Débat sur l'identité nationale et l'immigration, interdiction de la burqa et désormais polygamie: l'islam est depuis six mois au coeur du débat public en France, suscitant chez les musulmans un sentiment d'être stigmatisés et même leur exaspération.
"C'est de plus en plus dur. C'est comme si les gens avaient quelque chose dans le coeur contre nous depuis longtemps et maintenant que les hommes politiques le disent, ils se lâchent", regrette Mamadou Alpha Diallo, 73 ans, devant une mosquée parisienne.
Le gouvernement de droite du président Nicolas Sarkozy présentera d'ici juillet au Parlement une loi pour interdire dans l'espace public le voile islamique intégral, burqa et niqab. Et il saisit chaque occasion pour exprimer son opposition à toute manifestation d'un islam radical, qu'il juge contraire au principe de laïcité.

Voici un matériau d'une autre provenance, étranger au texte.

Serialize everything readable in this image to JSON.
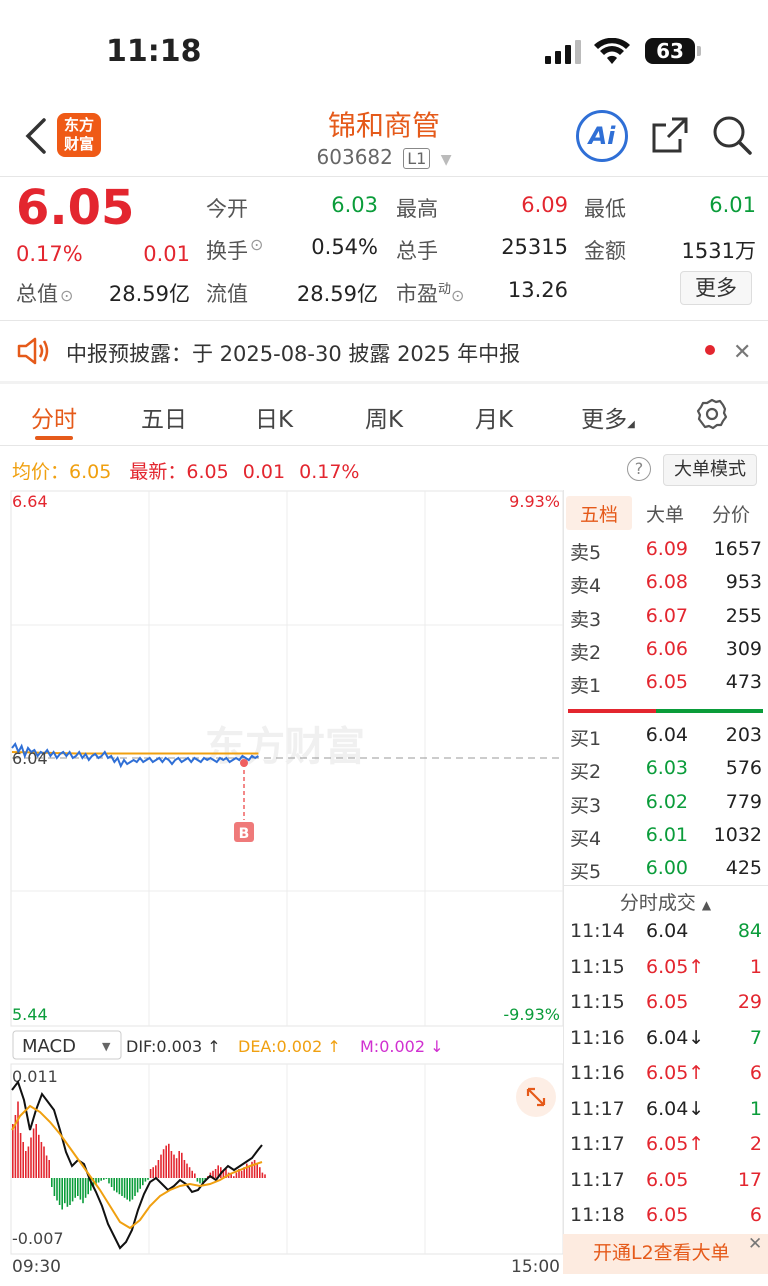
{
  "status_bar": {
    "time": "11:18",
    "battery": "63"
  },
  "header": {
    "title": "锦和商管",
    "code": "603682",
    "level_badge": "L1",
    "logo_text_1": "东方",
    "logo_text_2": "财富"
  },
  "quote": {
    "price": "6.05",
    "change_pct": "0.17%",
    "change": "0.01",
    "open_label": "今开",
    "open": "6.03",
    "high_label": "最高",
    "high": "6.09",
    "low_label": "最低",
    "low": "6.01",
    "turnover_label": "换手",
    "turnover": "0.54%",
    "volume_label": "总手",
    "volume": "25315",
    "amount_label": "金额",
    "amount": "1531万",
    "mktcap_label": "总值",
    "mktcap": "28.59亿",
    "float_label": "流值",
    "float": "28.59亿",
    "pe_label": "市盈",
    "pe_sup": "动",
    "pe": "13.26",
    "more_label": "更多"
  },
  "notice": {
    "text": "中报预披露：于 2025-08-30 披露 2025 年中报"
  },
  "tabs": [
    "分时",
    "五日",
    "日K",
    "周K",
    "月K",
    "更多"
  ],
  "info": {
    "avg_label": "均价：",
    "avg": "6.05",
    "latest_label": "最新：",
    "latest": "6.05",
    "change": "0.01",
    "change_pct": "0.17%",
    "mode_button": "大单模式"
  },
  "chart_labels": {
    "top_price": "6.64",
    "top_pct": "9.93%",
    "mid_price": "6.04",
    "bottom_price": "5.44",
    "bottom_pct": "-9.93%",
    "marker": "B",
    "macd_select": "MACD",
    "dif": "DIF:0.003 ↑",
    "dea": "DEA:0.002 ↑",
    "m": "M:0.002 ↓",
    "macd_top": "0.011",
    "macd_bottom": "-0.007",
    "time_start": "09:30",
    "time_end": "15:00",
    "watermark": "东方财富"
  },
  "order_book": {
    "tabs": [
      "五档",
      "大单",
      "分价"
    ],
    "asks": [
      {
        "label": "卖5",
        "price": "6.09",
        "vol": "1657"
      },
      {
        "label": "卖4",
        "price": "6.08",
        "vol": "953"
      },
      {
        "label": "卖3",
        "price": "6.07",
        "vol": "255"
      },
      {
        "label": "卖2",
        "price": "6.06",
        "vol": "309"
      },
      {
        "label": "卖1",
        "price": "6.05",
        "vol": "473"
      }
    ],
    "bids": [
      {
        "label": "买1",
        "price": "6.04",
        "vol": "203"
      },
      {
        "label": "买2",
        "price": "6.03",
        "vol": "576"
      },
      {
        "label": "买3",
        "price": "6.02",
        "vol": "779"
      },
      {
        "label": "买4",
        "price": "6.01",
        "vol": "1032"
      },
      {
        "label": "买5",
        "price": "6.00",
        "vol": "425"
      }
    ],
    "trades_title": "分时成交",
    "trades": [
      {
        "time": "11:14",
        "price": "6.04",
        "vol": "84"
      },
      {
        "time": "11:15",
        "price": "6.05↑",
        "vol": "1"
      },
      {
        "time": "11:15",
        "price": "6.05",
        "vol": "29"
      },
      {
        "time": "11:16",
        "price": "6.04↓",
        "vol": "7"
      },
      {
        "time": "11:16",
        "price": "6.05↑",
        "vol": "6"
      },
      {
        "time": "11:17",
        "price": "6.04↓",
        "vol": "1"
      },
      {
        "time": "11:17",
        "price": "6.05↑",
        "vol": "2"
      },
      {
        "time": "11:17",
        "price": "6.05",
        "vol": "17"
      },
      {
        "time": "11:18",
        "price": "6.05",
        "vol": "6"
      }
    ],
    "l2_banner": "开通L2查看大单"
  },
  "colors": {
    "up": "#e3262f",
    "down": "#0a9c3a",
    "accent": "#e55a1a",
    "avg_line": "#f0a010",
    "price_line": "#2f6fd6"
  }
}
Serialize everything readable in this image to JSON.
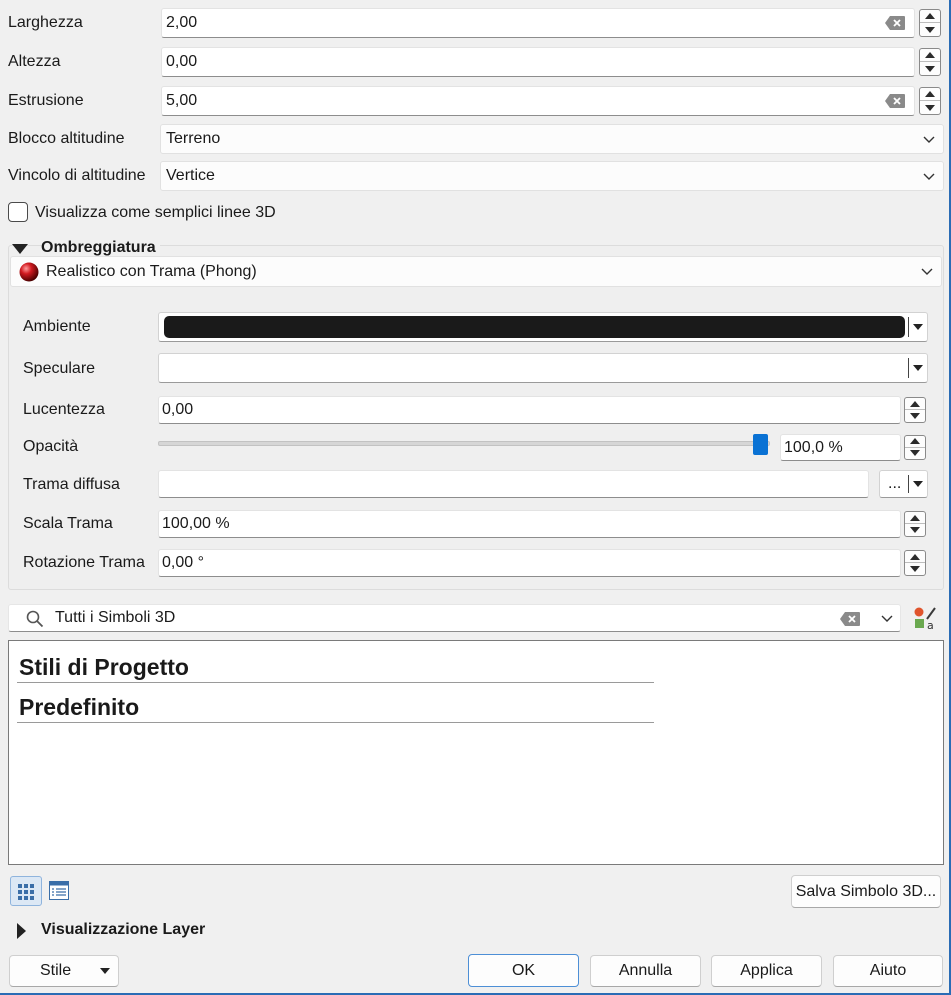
{
  "fields": {
    "larghezza": {
      "label": "Larghezza",
      "value": "2,00"
    },
    "altezza": {
      "label": "Altezza",
      "value": "0,00"
    },
    "estrusione": {
      "label": "Estrusione",
      "value": "5,00"
    },
    "blocco_altitudine": {
      "label": "Blocco altitudine",
      "value": "Terreno"
    },
    "vincolo_altitudine": {
      "label": "Vincolo di altitudine",
      "value": "Vertice"
    },
    "simple_lines": {
      "label": "Visualizza come semplici linee 3D",
      "checked": false
    }
  },
  "shading": {
    "title": "Ombreggiatura",
    "mode": "Realistico con Trama (Phong)",
    "ambient": {
      "label": "Ambiente",
      "color": "#1a1a1a"
    },
    "specular": {
      "label": "Speculare",
      "color": "#ffffff"
    },
    "shininess": {
      "label": "Lucentezza",
      "value": "0,00"
    },
    "opacity": {
      "label": "Opacità",
      "value": "100,0 %",
      "level": 1.0
    },
    "diffuse": {
      "label": "Trama diffusa",
      "value": "",
      "browse": "..."
    },
    "tex_scale": {
      "label": "Scala Trama",
      "value": "100,00 %"
    },
    "tex_rotation": {
      "label": "Rotazione Trama",
      "value": "0,00 °"
    }
  },
  "library": {
    "filter": "Tutti i Simboli 3D",
    "groups": [
      "Stili di Progetto",
      "Predefinito"
    ],
    "save_button": "Salva Simbolo 3D..."
  },
  "layer_rendering": {
    "title": "Visualizzazione Layer"
  },
  "footer": {
    "style": "Stile",
    "ok": "OK",
    "cancel": "Annulla",
    "apply": "Applica",
    "help": "Aiuto"
  },
  "colors": {
    "accent": "#0a72d4",
    "sphere": "#c2131a"
  }
}
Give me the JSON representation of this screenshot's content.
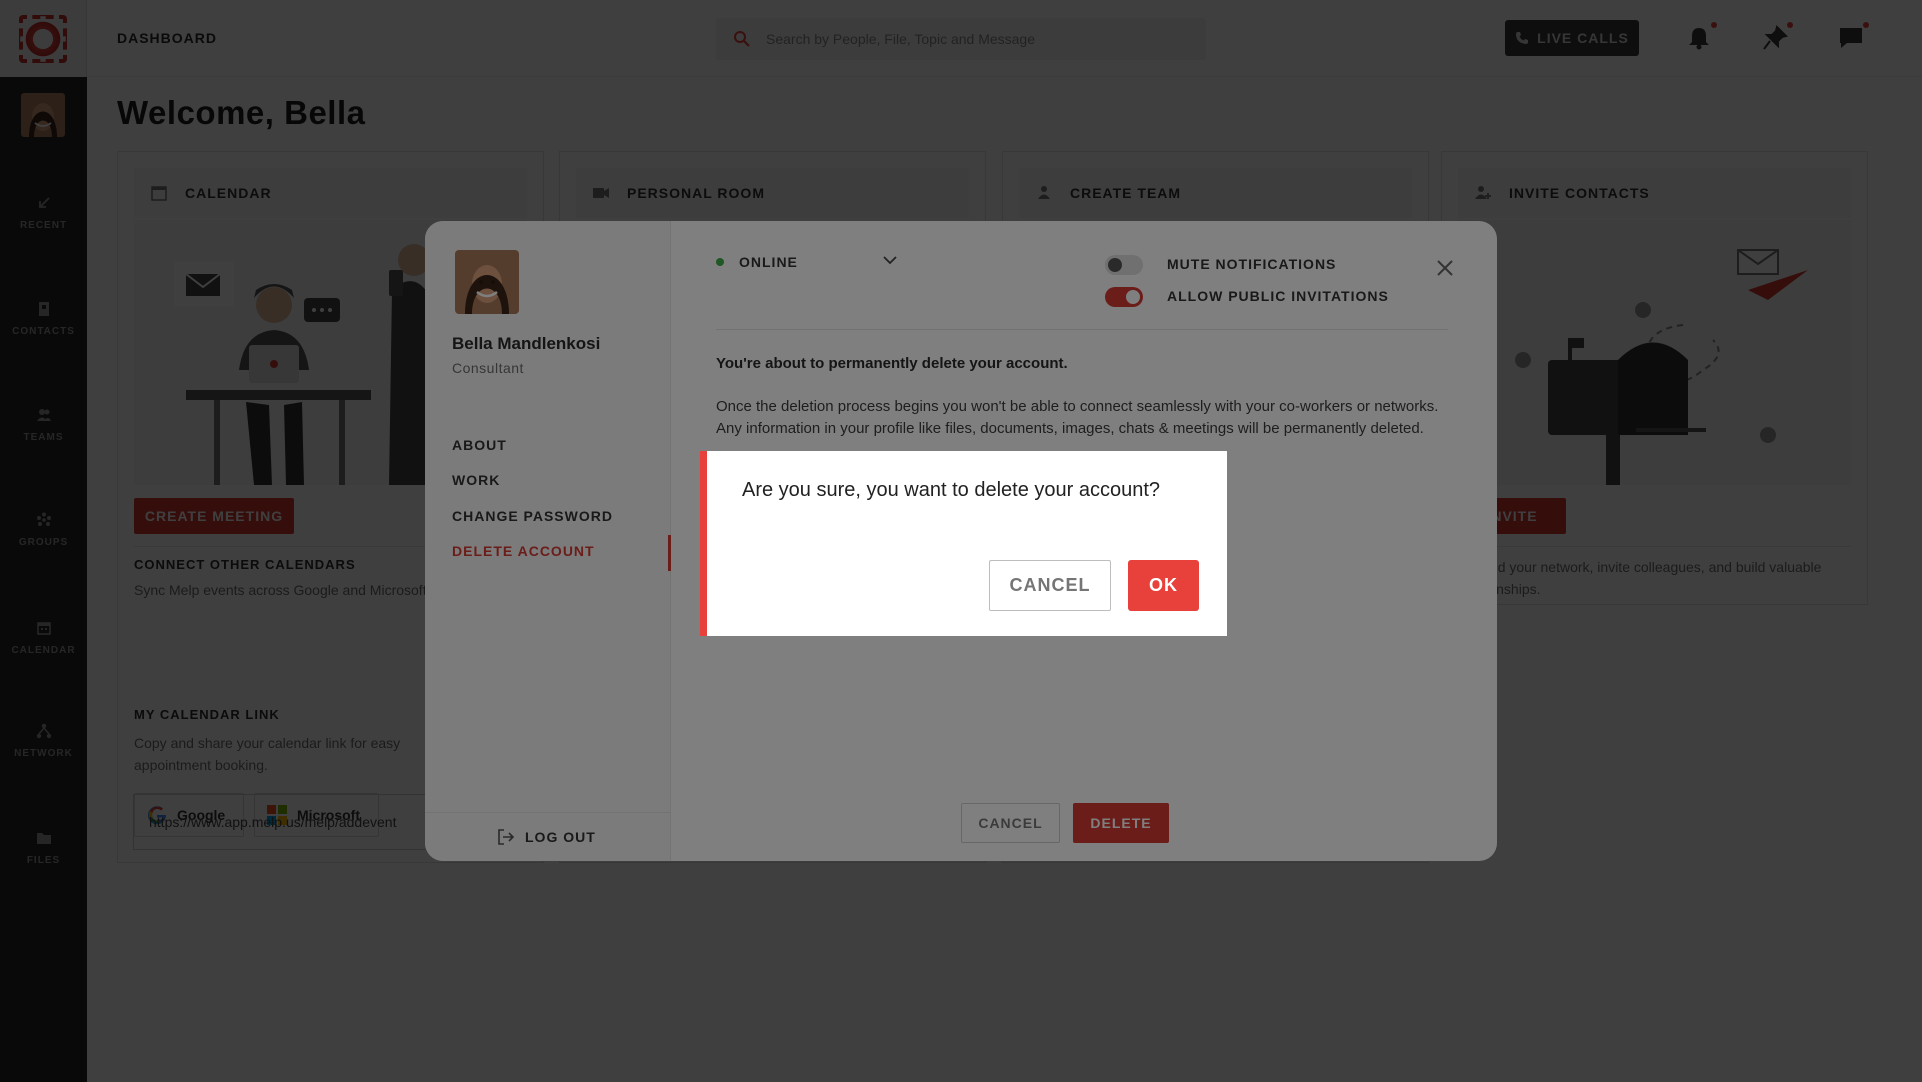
{
  "app": {
    "logo_icon": "melp-logo",
    "accent_color": "#d63a33"
  },
  "header": {
    "breadcrumb": "DASHBOARD",
    "search_placeholder": "Search by People, File, Topic and Message",
    "live_calls_label": "LIVE CALLS",
    "icons": [
      "bell-icon",
      "pin-icon",
      "chat-icon"
    ]
  },
  "sidebar": {
    "items": [
      {
        "label": "RECENT",
        "icon": "recent-arrow-icon"
      },
      {
        "label": "CONTACTS",
        "icon": "contacts-icon"
      },
      {
        "label": "TEAMS",
        "icon": "teams-icon"
      },
      {
        "label": "GROUPS",
        "icon": "groups-icon"
      },
      {
        "label": "CALENDAR",
        "icon": "calendar-icon"
      },
      {
        "label": "NETWORK",
        "icon": "network-icon"
      },
      {
        "label": "FILES",
        "icon": "folder-icon"
      }
    ]
  },
  "main": {
    "welcome": "Welcome, Bella",
    "cards": [
      {
        "title": "CALENDAR",
        "icon": "calendar-icon"
      },
      {
        "title": "PERSONAL ROOM",
        "icon": "video-icon"
      },
      {
        "title": "CREATE TEAM",
        "icon": "team-icon"
      },
      {
        "title": "INVITE CONTACTS",
        "icon": "add-user-icon"
      }
    ],
    "calendar": {
      "create_meeting": "CREATE MEETING",
      "connect_title": "CONNECT OTHER CALENDARS",
      "connect_text": "Sync Melp events across Google and Microsoft Calendars.",
      "google": "Google",
      "microsoft": "Microsoft",
      "link_title": "MY CALENDAR LINK",
      "link_text": "Copy and share your calendar link for easy appointment booking.",
      "link_value": "https://www.app.melp.us/melp/addevent"
    },
    "invite": {
      "button": "INVITE",
      "text": "Expand your network, invite colleagues, and build valuable relationships."
    }
  },
  "profile_modal": {
    "name": "Bella Mandlenkosi",
    "role": "Consultant",
    "nav": [
      "ABOUT",
      "WORK",
      "CHANGE PASSWORD",
      "DELETE ACCOUNT"
    ],
    "active_nav": "DELETE ACCOUNT",
    "logout": "LOG OUT",
    "status": "ONLINE",
    "mute_notifications": {
      "label": "MUTE NOTIFICATIONS",
      "on": false
    },
    "allow_invitations": {
      "label": "ALLOW PUBLIC INVITATIONS",
      "on": true
    },
    "warning_title": "You're about to permanently delete your account.",
    "warning_text": "Once the deletion process begins you won't be able to connect seamlessly with your co-workers or networks. Any information in your profile like files, documents, images, chats & meetings will be permanently deleted.",
    "cancel": "CANCEL",
    "delete": "DELETE"
  },
  "confirm_dialog": {
    "message": "Are you sure, you want to delete your account?",
    "cancel": "CANCEL",
    "ok": "OK"
  }
}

Le voile intégral "c'est très marginal", affirme Amar Lasfar, recteur d'une mosquée de Lille (nord), "et pourtant, on focalise, ici en France, là-dessus comme si c'était le problème numéro un des musulmans et de la société". Selon des statistiques officielles, il concerne moins de 2.000 femmes environ en France.
"On a l'impression que l'on trouve des personnes qui portent la burqa à tous les coins de rue. Les gens en parlent beaucoup. Il y a un sentiment d'exaspération parmi les musulmans. Il y a un cri: +laissez-nous en paix!+."
Le débat s'est encore envenimé le week-end dernier après qu'une femme eut été verbalisée à Nantes (ouest) car elle portait un niqab au volant. L'affaire, très médiatisée, s'est ensuite focalisée sur son mari, présumé polygame et membre d'un groupe radical musulman, selon le ministère de l'Intérieur qui a menacé de lui retirer sa nationalité française.
"Des épiphénomènes deviennent des faits de société. (...) La recherche de bouc émissaire n'est bonne pour personne", déplore le politologue Rachid Benzine.
Les responsables de la communauté musulmane -5 à 6 millions de personnes en France- craignent les conséquences de cette surmédiatisation. Ils remarquent par exemple qu'une mosquée d'Istres (sud-est) a été visée par un mitraillage, dans la nuit de samedi à dimanche.
"Les gens sont inquiets par rapport à ce traitement politique et médiatique des choses. Il y a (...) une certaine peur de réactions disproportionnées dans un climat où l'on sent une certaine hostilité", indique Ahmed Jaballah, directeur d'un institut qui forme des cadres de l'islam en région parisienne.
Ce risque de stigmatisation des musulmans a été dénoncé par des responsables de l'opposition et par certains dirigeants de la majorité de droite. Ils ont estimé en particulier que le large débat sur l'identité nationale --le sentiment d'appartenance à la nation-- lancé en novembre par le gouvernement était porteur de dérapages et de frictions entre les communautés.
"Des gens qui n'ont pas beaucoup de rapport avec la pratique du culte musulman se sentent (...) pointés du doigt et vivent très très mal ces débats sur l'islam", regrette Azzedine Gaci, recteur à Villeurbanne (centre-est).
Des intellectuels musulmans dénoncent une perception qui assimilerait l'islam de France à une approche radicale de la religion et à de petits groupes plus ou moins extrémistes. Dounia Bouzar, anthropologue, affirme que les discours politiques valident cette vision. "Comme si l'Islam correspondait à ces groupuscules", dit-elle.
Elle estime que la communauté a le "sentiment qu'on fait le procès de l'islam". "C'est ce que les groupuscules voulaient (...): créer une séparation entre les citoyens français autour de la question de l'islam. Les politiques sont tombés dans le piège", déplore-t-elle.